Pour une imprescriptibilité des crimes contre les mineurs
Le garde des Sceaux s’est également dit prêt à inscrire dans la loi l’exclusion de la notion « d’aliénation parentale ».
Cette théorie, régulièrement dénoncée par des associations féministes et de protection de l’enfance, soutient qu’un parent (le plus souvent la mère) manipulerait l’enfant pour le retourner contre l’autre parent dans les conflits de garde. Ses détracteurs estiment au contraire qu’elle est parfois utilisée pour discréditer des accusations d’inceste ou de violences sexuelles intrafamiliales.
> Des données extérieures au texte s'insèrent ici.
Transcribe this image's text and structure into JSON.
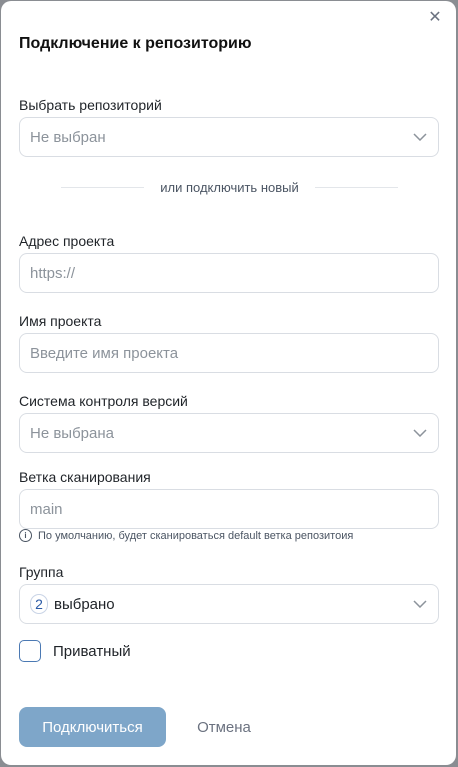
{
  "dialog": {
    "title": "Подключение к репозиторию",
    "close_icon": "close-icon"
  },
  "repo_select": {
    "label": "Выбрать репозиторий",
    "value": "Не выбран"
  },
  "divider_text": "или подключить новый",
  "project_url": {
    "label": "Адрес проекта",
    "placeholder": "https://"
  },
  "project_name": {
    "label": "Имя проекта",
    "placeholder": "Введите имя проекта"
  },
  "vcs": {
    "label": "Система контроля версий",
    "value": "Не выбрана"
  },
  "branch": {
    "label": "Ветка сканирования",
    "placeholder": "main",
    "hint": "По умолчанию, будет сканироваться default ветка репозитоия"
  },
  "group": {
    "label": "Группа",
    "count": "2",
    "value": "выбрано"
  },
  "private": {
    "label": "Приватный",
    "checked": false
  },
  "buttons": {
    "connect": "Подключиться",
    "cancel": "Отмена"
  },
  "colors": {
    "primary": "#7ea6c9",
    "accent": "#4b79b3"
  }
}
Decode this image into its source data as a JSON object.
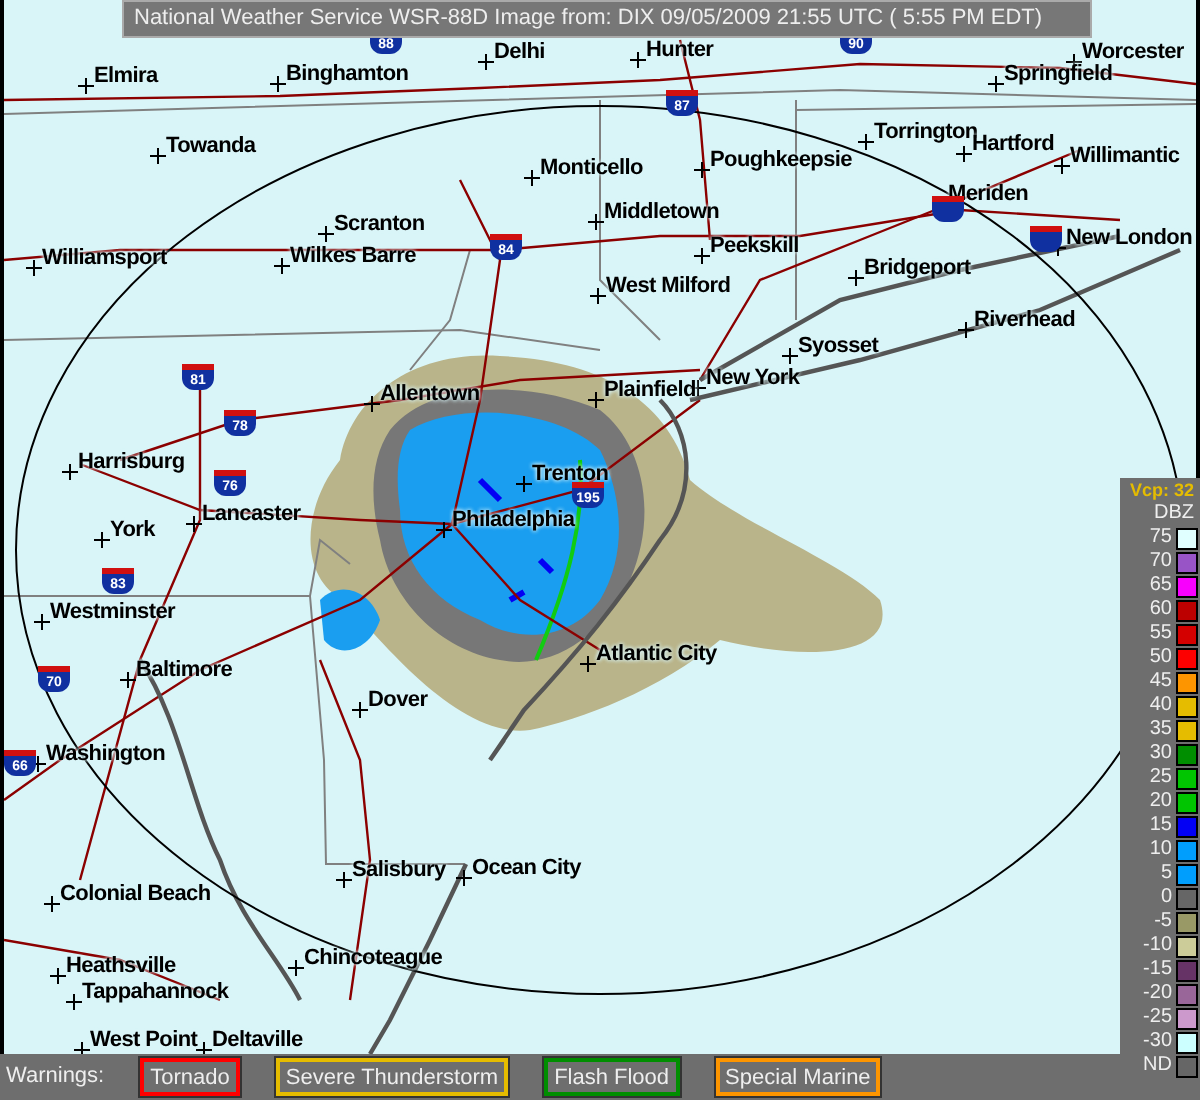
{
  "header": {
    "text": "National Weather Service WSR-88D Image from: DIX 09/05/2009 21:55 UTC ( 5:55 PM EDT)"
  },
  "map": {
    "cities": [
      "Delhi",
      "Elmira",
      "Binghamton",
      "Hunter",
      "Worcester",
      "Springfield",
      "Towanda",
      "Monticello",
      "Torrington",
      "Hartford",
      "Poughkeepsie",
      "Willimantic",
      "Meriden",
      "Middletown",
      "Scranton",
      "Wilkes Barre",
      "Peekskill",
      "New London",
      "Williamsport",
      "Bridgeport",
      "West Milford",
      "Riverhead",
      "Syosset",
      "New York",
      "Plainfield",
      "Allentown",
      "Trenton",
      "Harrisburg",
      "York",
      "Lancaster",
      "Philadelphia",
      "Westminster",
      "Baltimore",
      "Atlantic City",
      "Dover",
      "Washington",
      "Salisbury",
      "Ocean City",
      "Colonial Beach",
      "Chincoteague",
      "Heathsville",
      "Tappahannock",
      "West Point",
      "Deltaville"
    ],
    "interstates": [
      "88",
      "87",
      "90",
      "84",
      "81",
      "78",
      "76",
      "83",
      "70",
      "66",
      "195"
    ]
  },
  "legend": {
    "vcp": "Vcp: 32",
    "unit": "DBZ",
    "levels": [
      {
        "label": "75",
        "color": "#e0ffff"
      },
      {
        "label": "70",
        "color": "#9854c6"
      },
      {
        "label": "65",
        "color": "#f800fd"
      },
      {
        "label": "60",
        "color": "#bc0000"
      },
      {
        "label": "55",
        "color": "#d40000"
      },
      {
        "label": "50",
        "color": "#fd0000"
      },
      {
        "label": "45",
        "color": "#fd9500"
      },
      {
        "label": "40",
        "color": "#e5bc00"
      },
      {
        "label": "35",
        "color": "#e5bc00"
      },
      {
        "label": "30",
        "color": "#008e00"
      },
      {
        "label": "25",
        "color": "#01c501"
      },
      {
        "label": "20",
        "color": "#01c501"
      },
      {
        "label": "15",
        "color": "#0300f4"
      },
      {
        "label": "10",
        "color": "#009efd"
      },
      {
        "label": "5",
        "color": "#009efd"
      },
      {
        "label": "0",
        "color": "#666666"
      },
      {
        "label": "-5",
        "color": "#999966"
      },
      {
        "label": "-10",
        "color": "#cccc99"
      },
      {
        "label": "-15",
        "color": "#663366"
      },
      {
        "label": "-20",
        "color": "#996699"
      },
      {
        "label": "-25",
        "color": "#cc99cc"
      },
      {
        "label": "-30",
        "color": "#ccffff"
      },
      {
        "label": "ND",
        "color": "#666666"
      }
    ]
  },
  "warnings": {
    "label": "Warnings:",
    "buttons": [
      {
        "label": "Tornado",
        "color": "#ff0000"
      },
      {
        "label": "Severe Thunderstorm",
        "color": "#e5bc00"
      },
      {
        "label": "Flash Flood",
        "color": "#008e00"
      },
      {
        "label": "Special Marine",
        "color": "#fd9500"
      }
    ]
  }
}
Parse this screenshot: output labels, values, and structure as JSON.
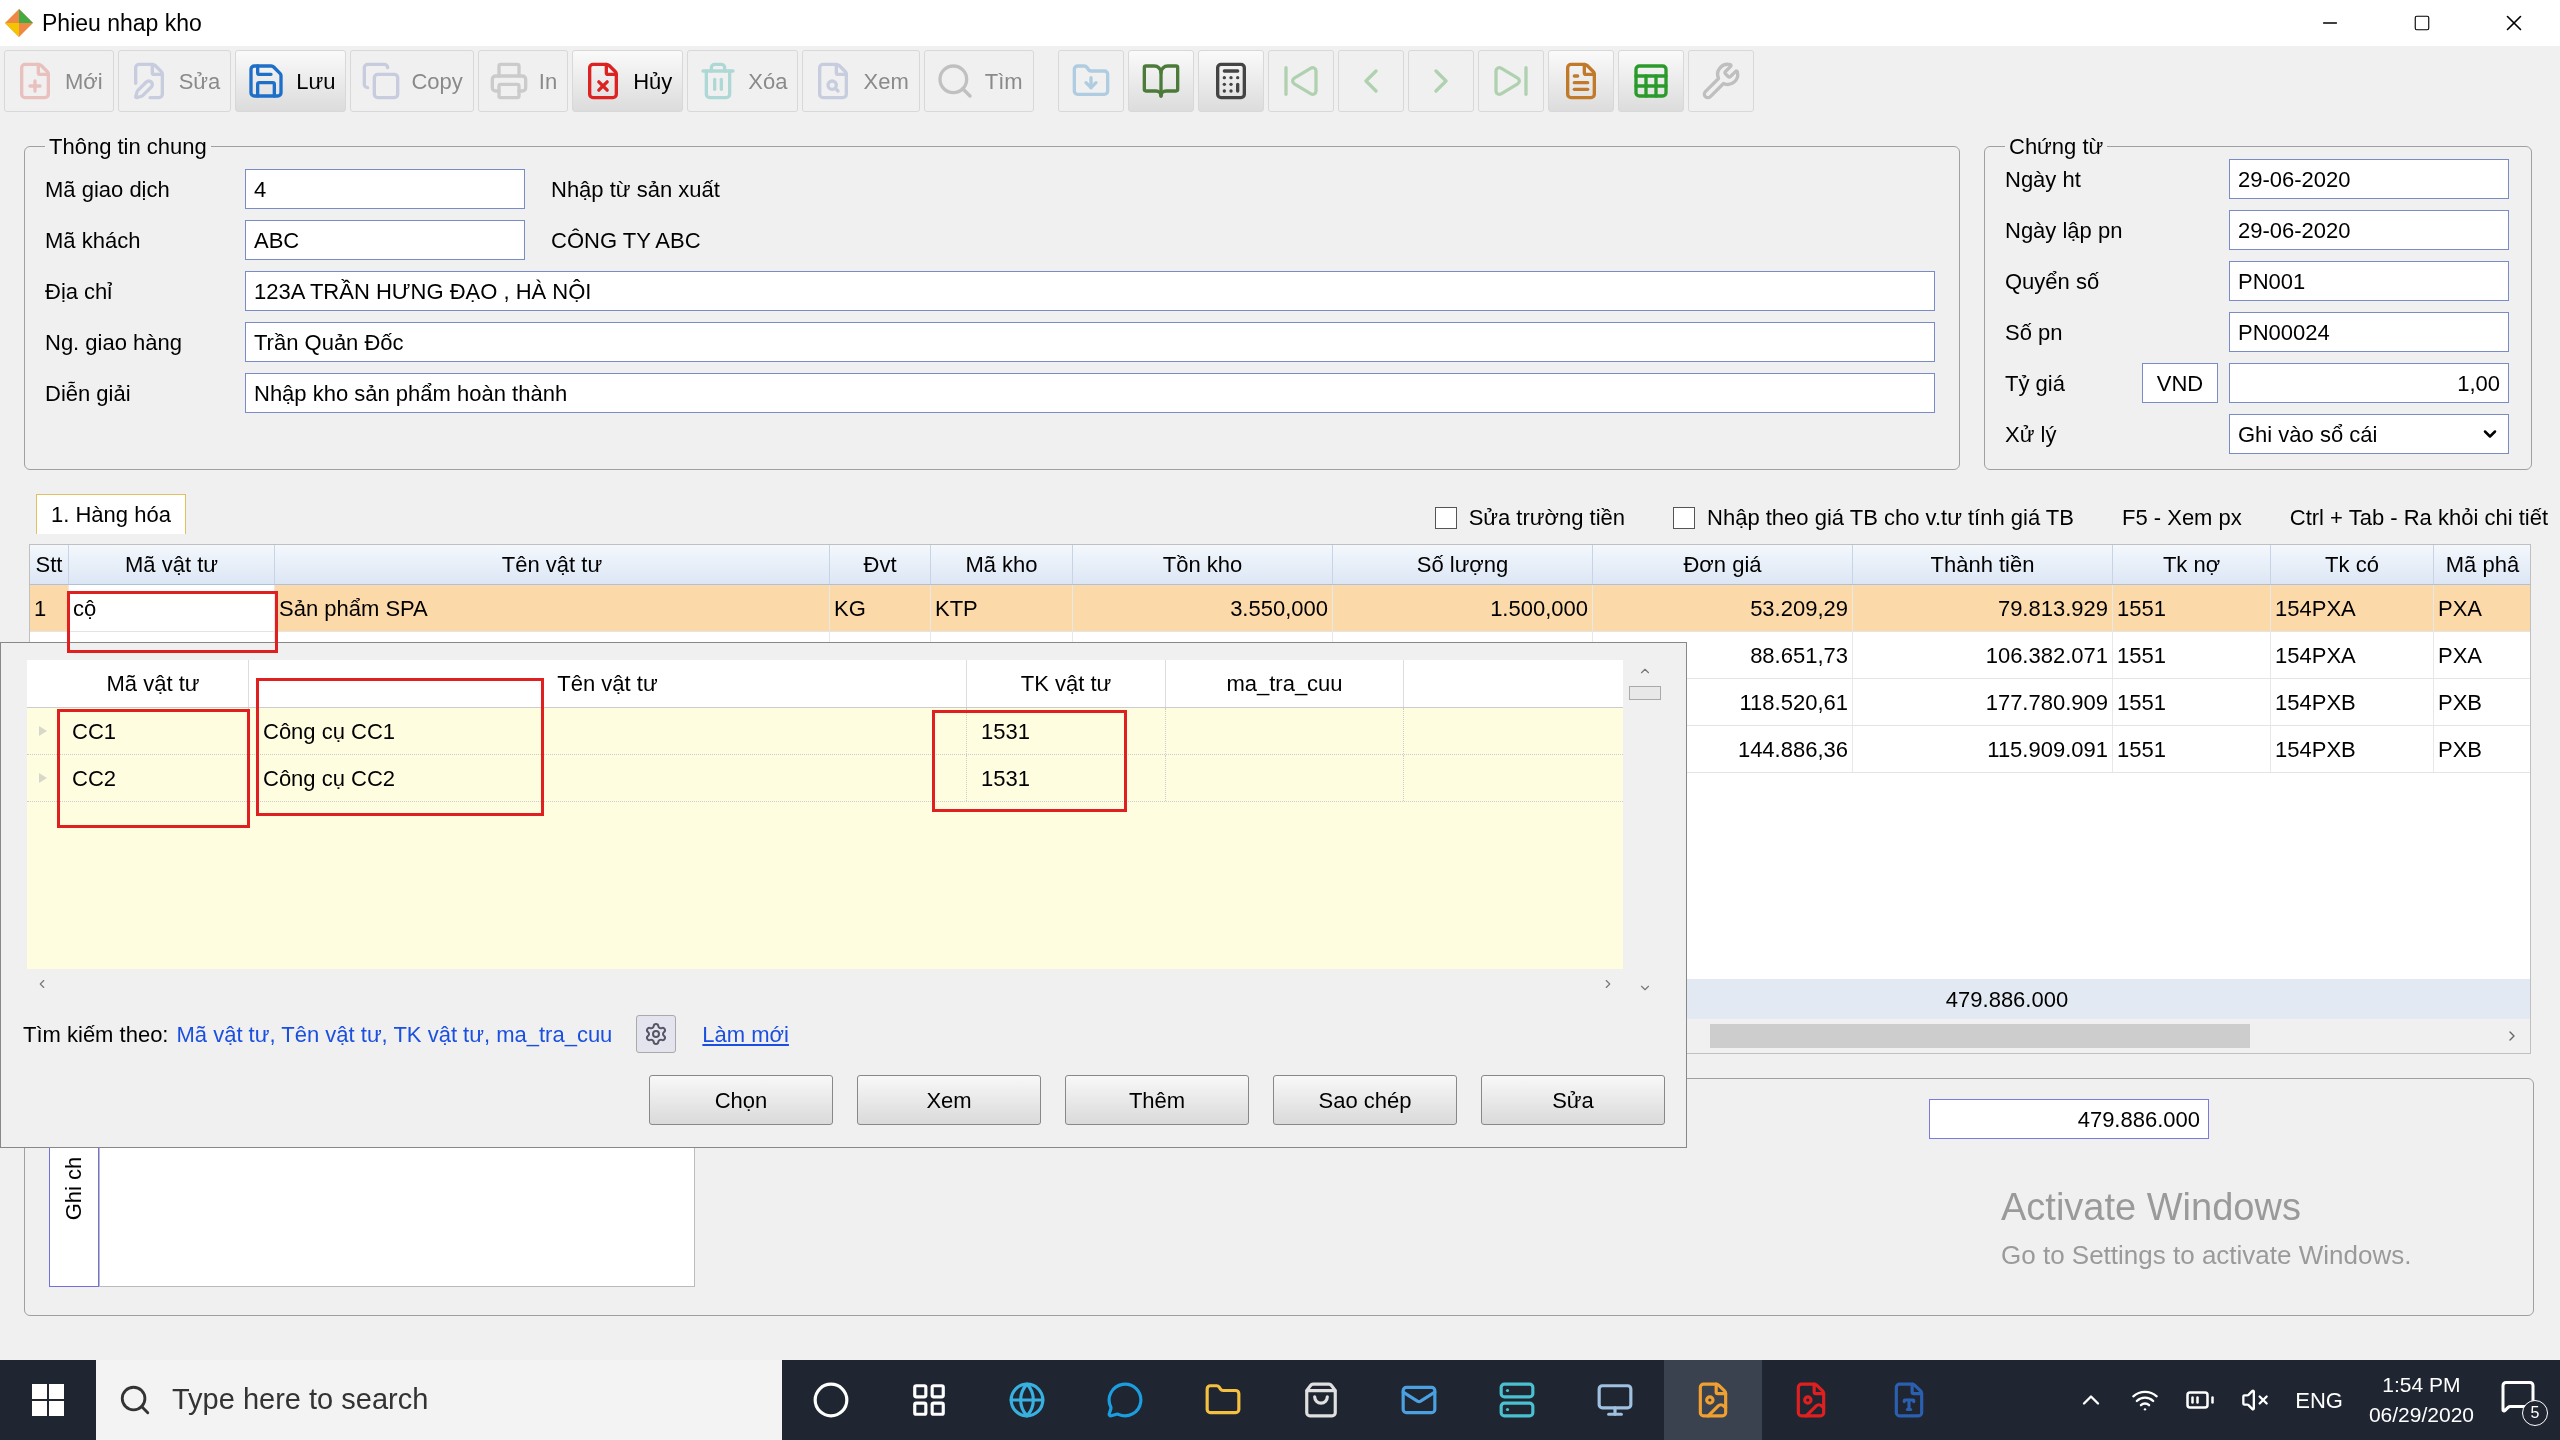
{
  "window": {
    "title": "Phieu nhap kho"
  },
  "toolbar": [
    {
      "label": "Mới",
      "disabled": true
    },
    {
      "label": "Sửa",
      "disabled": true
    },
    {
      "label": "Lưu",
      "disabled": false
    },
    {
      "label": "Copy",
      "disabled": true
    },
    {
      "label": "In",
      "disabled": true
    },
    {
      "label": "Hủy",
      "disabled": false
    },
    {
      "label": "Xóa",
      "disabled": true
    },
    {
      "label": "Xem",
      "disabled": true
    },
    {
      "label": "Tìm",
      "disabled": true
    }
  ],
  "toolbar_icons": [
    {
      "disabled": true
    },
    {
      "disabled": false
    },
    {
      "disabled": false
    },
    {
      "disabled": true
    },
    {
      "disabled": true
    },
    {
      "disabled": true
    },
    {
      "disabled": true
    },
    {
      "disabled": false
    },
    {
      "disabled": false
    },
    {
      "disabled": true
    }
  ],
  "general": {
    "title": "Thông tin chung",
    "fields": [
      {
        "label": "Mã giao dịch",
        "value": "4",
        "note": "Nhập từ sản xuất",
        "kind": "short"
      },
      {
        "label": "Mã khách",
        "value": "ABC",
        "note": "CÔNG TY ABC",
        "kind": "short"
      },
      {
        "label": "Địa chỉ",
        "value": "123A TRẦN HƯNG ĐẠO , HÀ NỘI",
        "kind": "wide"
      },
      {
        "label": "Ng. giao hàng",
        "value": "Trần Quản Đốc",
        "kind": "wide"
      },
      {
        "label": "Diễn giải",
        "value": "Nhập kho sản phẩm hoàn thành",
        "kind": "wide"
      }
    ]
  },
  "voucher": {
    "title": "Chứng từ",
    "fields": [
      {
        "label": "Ngày ht",
        "value": "29-06-2020",
        "kind": "text"
      },
      {
        "label": "Ngày lập pn",
        "value": "29-06-2020",
        "kind": "text"
      },
      {
        "label": "Quyển số",
        "value": "PN001",
        "kind": "text"
      },
      {
        "label": "Số pn",
        "value": "PN00024",
        "kind": "text"
      },
      {
        "label": "Tỷ giá",
        "currency": "VND",
        "value": "1,00",
        "kind": "rate"
      },
      {
        "label": "Xử lý",
        "value": "Ghi vào sổ cái",
        "kind": "select"
      }
    ]
  },
  "tabs": [
    {
      "label": "1. Hàng hóa",
      "selected": true
    }
  ],
  "options": [
    {
      "label": "Sửa trường tiền",
      "checked": false
    },
    {
      "label": "Nhập theo giá TB cho v.tư tính giá TB",
      "checked": false
    }
  ],
  "hints": [
    "F5 - Xem px",
    "Ctrl + Tab - Ra khỏi chi tiết"
  ],
  "table": {
    "columns": [
      "Stt",
      "Mã vật tư",
      "Tên vật tư",
      "Đvt",
      "Mã kho",
      "Tồn kho",
      "Số lượng",
      "Đơn giá",
      "Thành tiền",
      "Tk nợ",
      "Tk có",
      "Mã phâ"
    ],
    "rows": [
      {
        "selected": true,
        "cells": [
          "1",
          "cộ",
          "Sản phẩm SPA",
          "KG",
          "KTP",
          "3.550,000",
          "1.500,000",
          "53.209,29",
          "79.813.929",
          "1551",
          "154PXA",
          "PXA"
        ]
      },
      {
        "selected": false,
        "cells": [
          "",
          "",
          "",
          "",
          "",
          "",
          "",
          "88.651,73",
          "106.382.071",
          "1551",
          "154PXA",
          "PXA"
        ]
      },
      {
        "selected": false,
        "cells": [
          "",
          "",
          "",
          "",
          "",
          "",
          "",
          "118.520,61",
          "177.780.909",
          "1551",
          "154PXB",
          "PXB"
        ]
      },
      {
        "selected": false,
        "cells": [
          "",
          "",
          "",
          "",
          "",
          "",
          "",
          "144.886,36",
          "115.909.091",
          "1551",
          "154PXB",
          "PXB"
        ]
      }
    ],
    "total": "479.886.000"
  },
  "lookup": {
    "columns": [
      "Mã vật tư",
      "Tên vật tư",
      "TK vật tư",
      "ma_tra_cuu"
    ],
    "rows": [
      [
        "CC1",
        "Công cụ CC1",
        "1531",
        ""
      ],
      [
        "CC2",
        "Công cụ CC2",
        "1531",
        ""
      ]
    ],
    "search_label": "Tìm kiếm theo:",
    "search_fields": "Mã vật tư, Tên vật tư, TK vật tư, ma_tra_cuu",
    "refresh": "Làm mới",
    "buttons": [
      "Chọn",
      "Xem",
      "Thêm",
      "Sao chép",
      "Sửa"
    ]
  },
  "notes": {
    "label": "Ghi ch"
  },
  "grand_total": "479.886.000",
  "activation": {
    "title": "Activate Windows",
    "text": "Go to Settings to activate Windows."
  },
  "taskbar": {
    "search_placeholder": "Type here to search",
    "language": "ENG",
    "time": "1:54 PM",
    "date": "06/29/2020",
    "notifications": "5"
  }
}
Au-delà de ces mesures, Gérald Darmanin a plaidé pour une prise en charge judiciaire spécifique des affaires impliquant des mineurs. Le ministre défend notamment la création d’un juge des violences intrafamiliales, mais aussi une « ordonnance de sûreté » permettant de protéger rapidement un enfant face à un parent soupçonné de violences. Cette mesure doit figurer dans le futur projet de loi sur la protection de l’enfance attendu prochainement en Conseil des ministres.
Le garde des Sceaux continue également de défendre l’imprescriptibilité des crimes commis contre les mineurs. « On n’aura pas réglé le problème profond de l’inceste, mais on aura sans doute réglé le problème de ceux qui dénoncent et qui par notre mauvaise action publique continuent de vivre les traumatismes », a estimé Gérald Darmanin.